Os desafios dos professores em tempos de quarentena
Enviada em 22/09/2020
A Revolução-Técnico-Científico-Informacional representou avanços na sociedade contemporânea, pois possibilitou um fluxo maior de informações, serviços e pessoas pelo mundo, algo intensificado pelas necessidades da manutenção de esferas essenciais na pandemia do coronavírus, como a educação. Esse cenário exigiu de vários profissionais a adaptação adequada dos novos modelos on-line de trabalho, configurando desafios aos professores nos tempos de quarentena, principalmente no Brasil, onde a educação ainda é precária e carece de recursos públicos. Assim, é necessário o debate e a implementação de medidas para lidar com as problemáticas, como o despreparo dos docentes para utilização dos diversos meios virtuais e a sobrecarga psicológica da somatização de responsabilidades.

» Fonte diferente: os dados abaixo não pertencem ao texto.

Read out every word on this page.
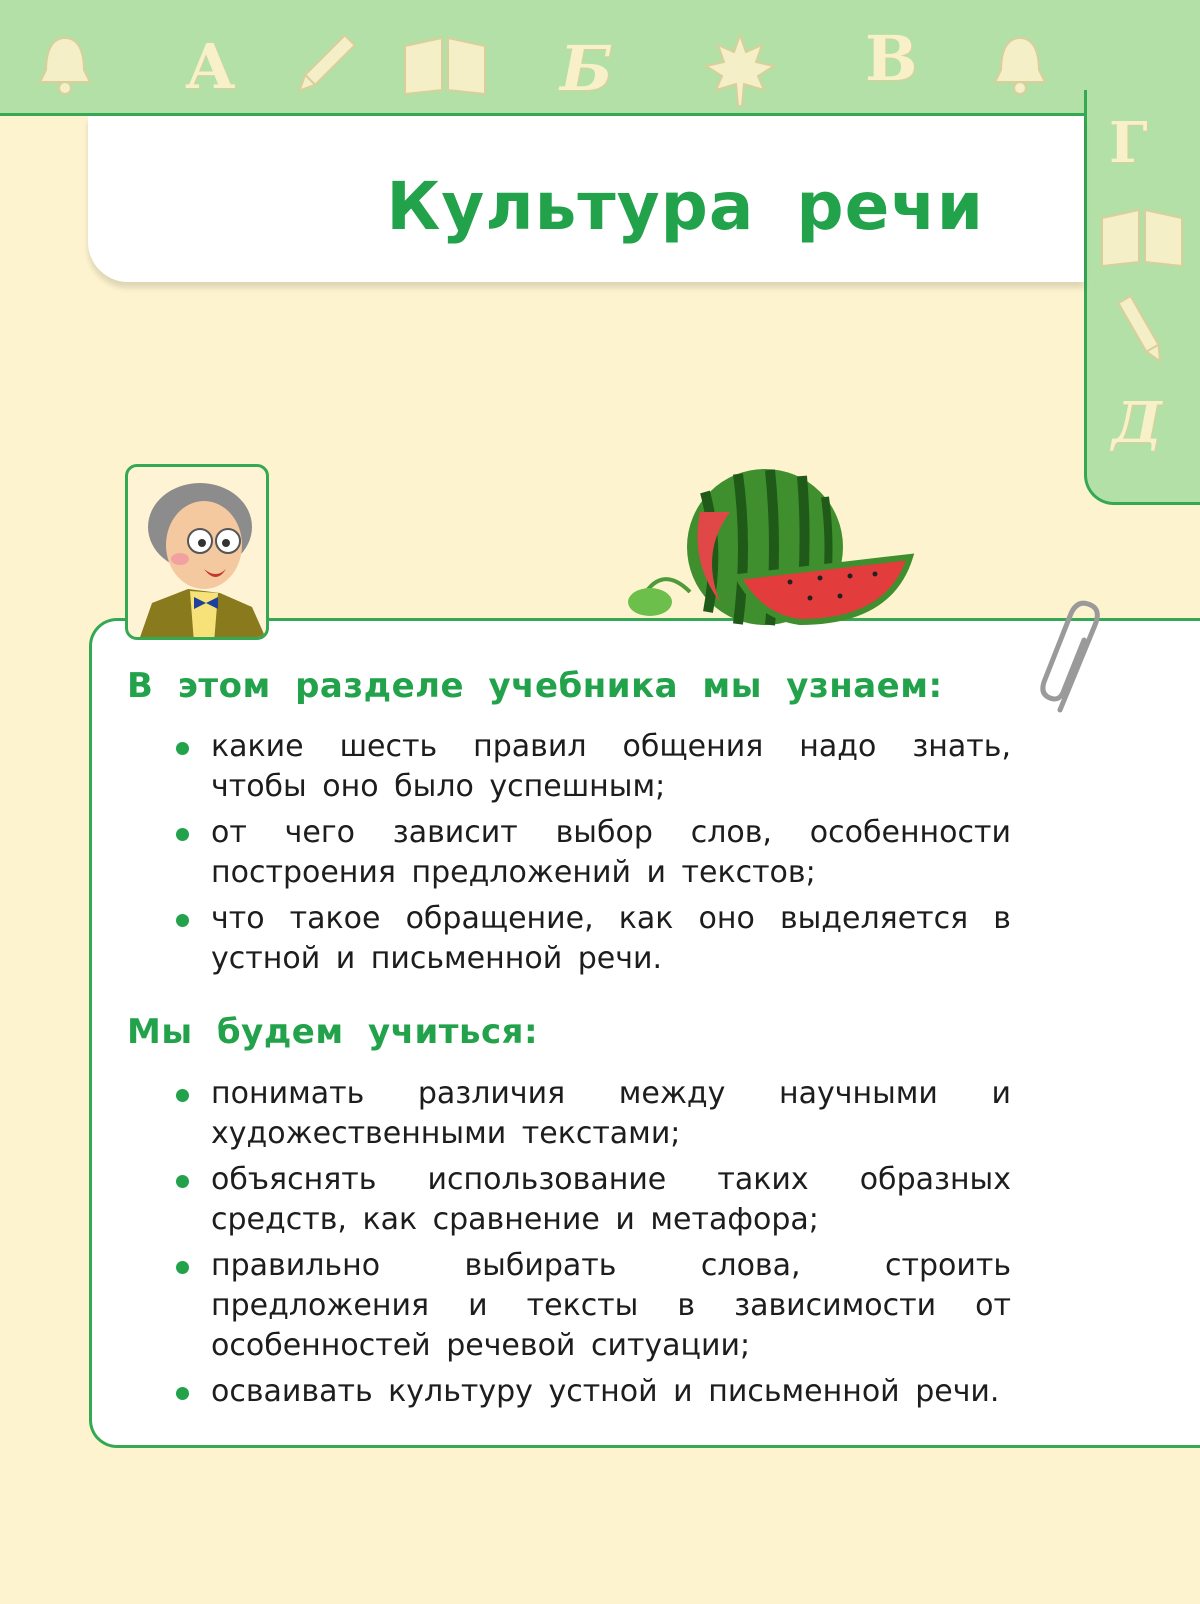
А	Б	В
Г
Д
Культура речи
В этом разделе учебника мы узнаем:
какие шесть правил общения надо знать, чтобы оно было успешным;
от чего зависит выбор слов, особенности построения предложений и текстов;
что такое обращение, как оно выделяется в устной и письменной речи.
Мы будем учиться:
понимать различия между научными и художественными текстами;
объяснять использование таких образных средств, как сравнение и метафора;
правильно выбирать слова, строить предложения и тексты в зависимости от особенностей речевой ситуации;
осваивать культуру устной и письменной речи.
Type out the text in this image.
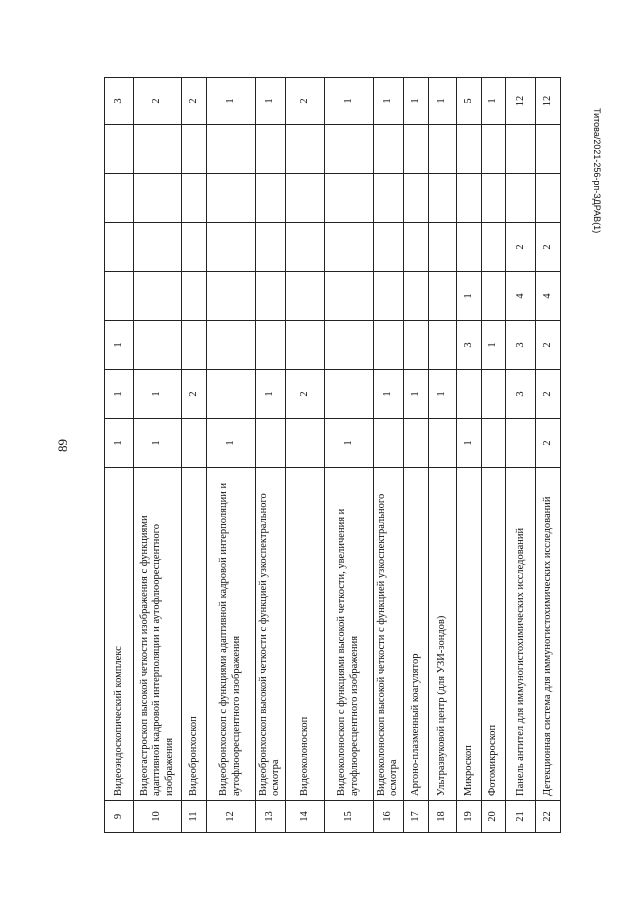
89
Титова/2021-256-рп-ЗДРАВ(1)
9	Видеоэндоскопический комплекс	1	1	1					3
10	Видеогастроскоп высокой четкости изображения с функциями адаптивной кадровой интерполяции и аутофлюоресцентного изображения	1	1						2
11	Видеобронхоскоп		2						2
12	Видеобронхоскоп с функциями адаптивной кадровой интерполяции и аутофлюоресцентного изображения	1							1
13	Видеобронхоскоп высокой четкости с функцией узкоспектрального осмотра		1						1
14	Видеоколоноскоп		2						2
15	Видеоколоноскоп с функциями высокой четкости, увеличения и аутофлюоресцентного изображения	1							1
16	Видеоколоноскоп высокой четкости с функцией узкоспектрального осмотра		1						1
17	Аргоно-плазменный коагулятор		1						1
18	Ультразвуковой центр (для УЗИ-зондов)		1						1
19	Микроскоп	1		3	1				5
20	Фотомикроскоп			1					1
21	Панель антител для иммуногистохимических исследований		3	3	4	2			12
22	Детекционная система для иммуногистохимических исследований	2	2	2	4	2			12
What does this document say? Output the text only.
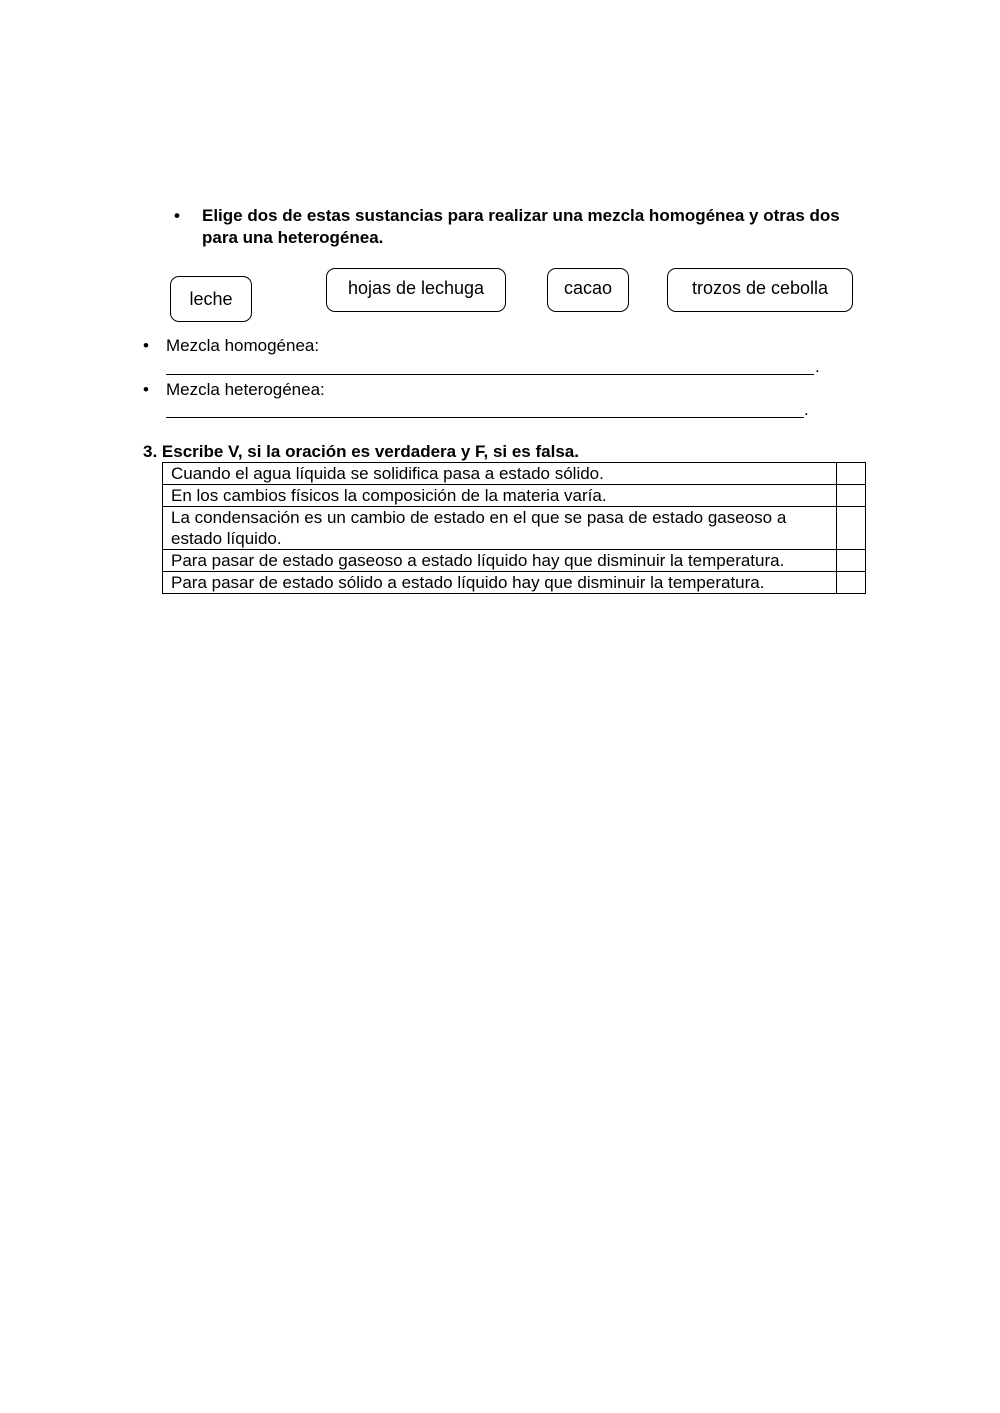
• Elige dos de estas sustancias para realizar una mezcla homogénea y otras dos para una heterogénea.
leche
hojas de lechuga	cacao	trozos de cebolla
• Mezcla homogénea:
.
• Mezcla heterogénea:
.
3. Escribe V, si la oración es verdadera y F, si es falsa.
Cuando el agua líquida se solidifica pasa a estado sólido.	
En los cambios físicos la composición de la materia varía.	
La condensación es un cambio de estado en el que se pasa de estado gaseoso a estado líquido.	
Para pasar de estado gaseoso a estado líquido hay que disminuir la temperatura.	
Para pasar de estado sólido a estado líquido hay que disminuir la temperatura.	
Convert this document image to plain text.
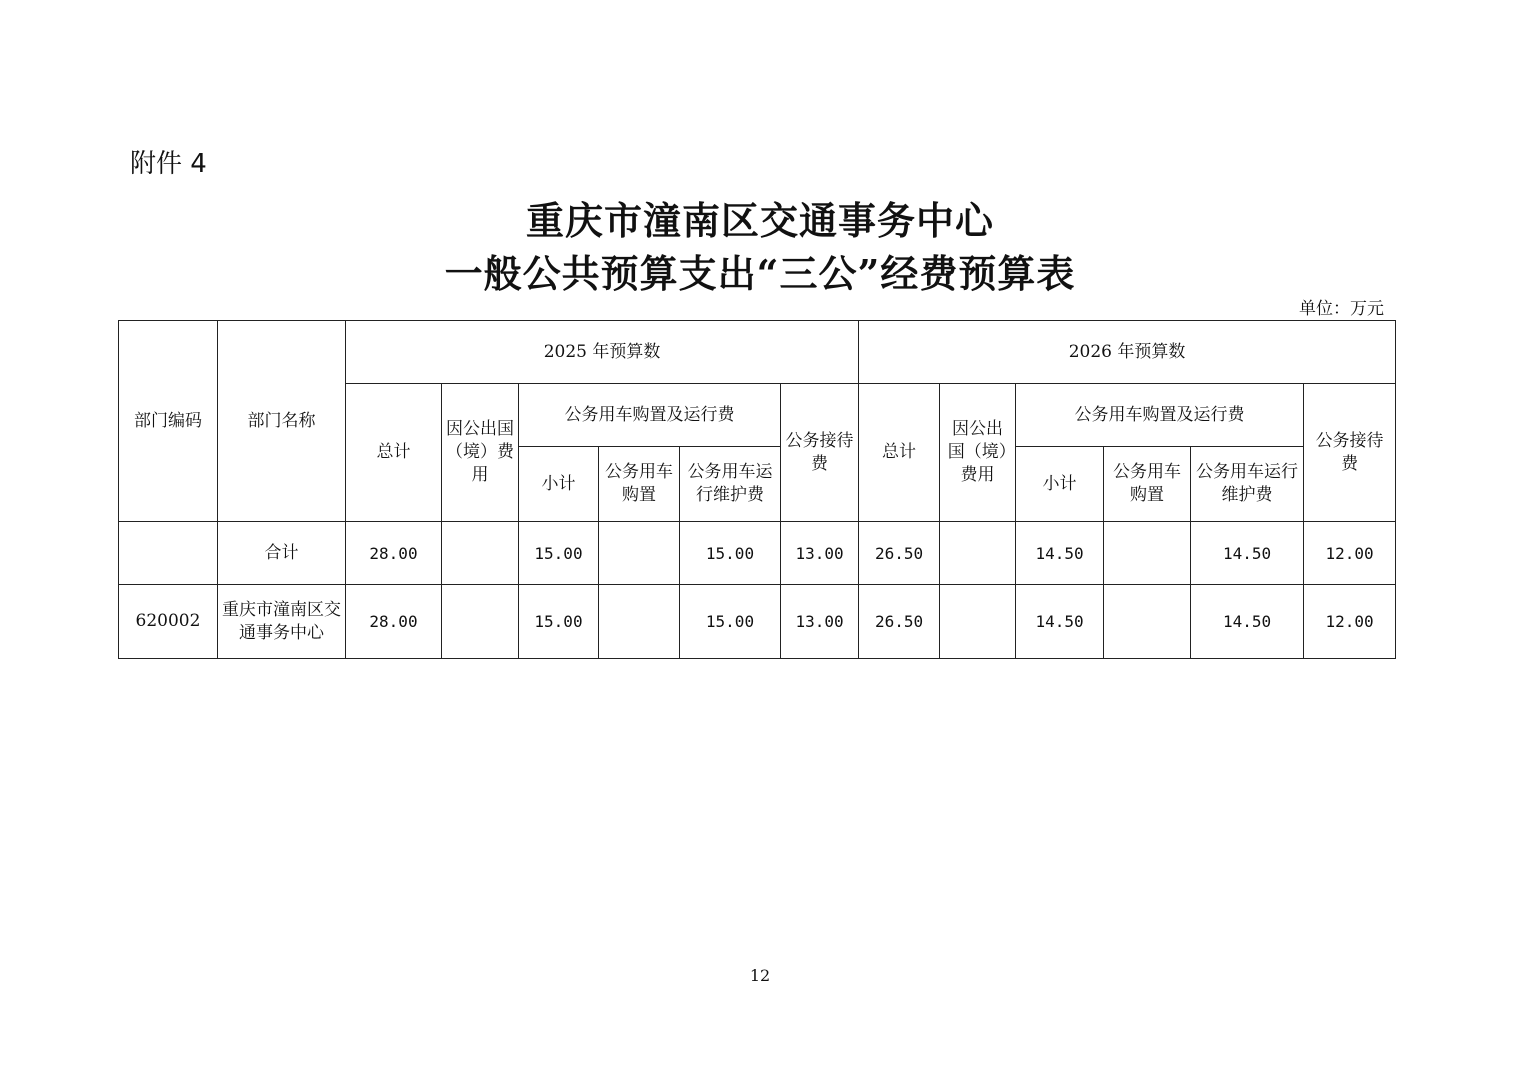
附件 4
重庆市潼南区交通事务中心
一般公共预算支出“三公”经费预算表
单位：万元
部门编码	部门名称	2025 年预算数						2026 年预算数					
		总计	因公出国（境）费用	公务用车购置及运行费			公务接待费	总计	因公出国（境）费用	公务用车购置及运行费			公务接待费
				小计	公务用车购置	公务用车运行维护费				小计	公务用车购置	公务用车运行维护费	
	合计	28.00		15.00		15.00	13.00	26.50		14.50		14.50	12.00
620002	重庆市潼南区交通事务中心	28.00		15.00		15.00	13.00	26.50		14.50		14.50	12.00
12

Em primeiro plano, o distanciamento social forçado massificou as novas formas de aprendizado a distância, antes uma realidade presente em poucos locais, a exemplo de escolas no Pará e Amazonas. Antes da pandemia, essas já haviam implantado a aula remota em parte da carga horária por conta das distâncias e dificuldades logísticas de alunos e professores, haja vista a urbanização ainda lenta desses estados. Nesse sentido, esse modelo sofreu alterações para atender demandas de sincronia e interação com os estudantes, cabendo aos educadores possibilitarem esses fatores, muitos sem capacitação para lidar com as dificuldades inerentes a esse formato digital.
Em segundo plano, o isolamento domiciliar propiciou a população em geral a ociosidade e o impedimento da realização de diversas atividades. Nessa perspectiva, o surgimento e a frequência de problemas como a ansiedade e a depressão aumentam, afetando professores, que além de lidar com as mesmas dificuldades pessoais de outros profissionais, também precisam buscar formas de agregar recursos para desenvolver o novo modelo vigente de aula. Essa situação se relaciona com o ócio criativo de Marx, pois o indivíduo poderia utilizar o tempo disponível para se desenvolver culturalmente e fortalecer os laços pessoais, mas vêem sua saúde mental afetada pelo excesso de afazeres laborais.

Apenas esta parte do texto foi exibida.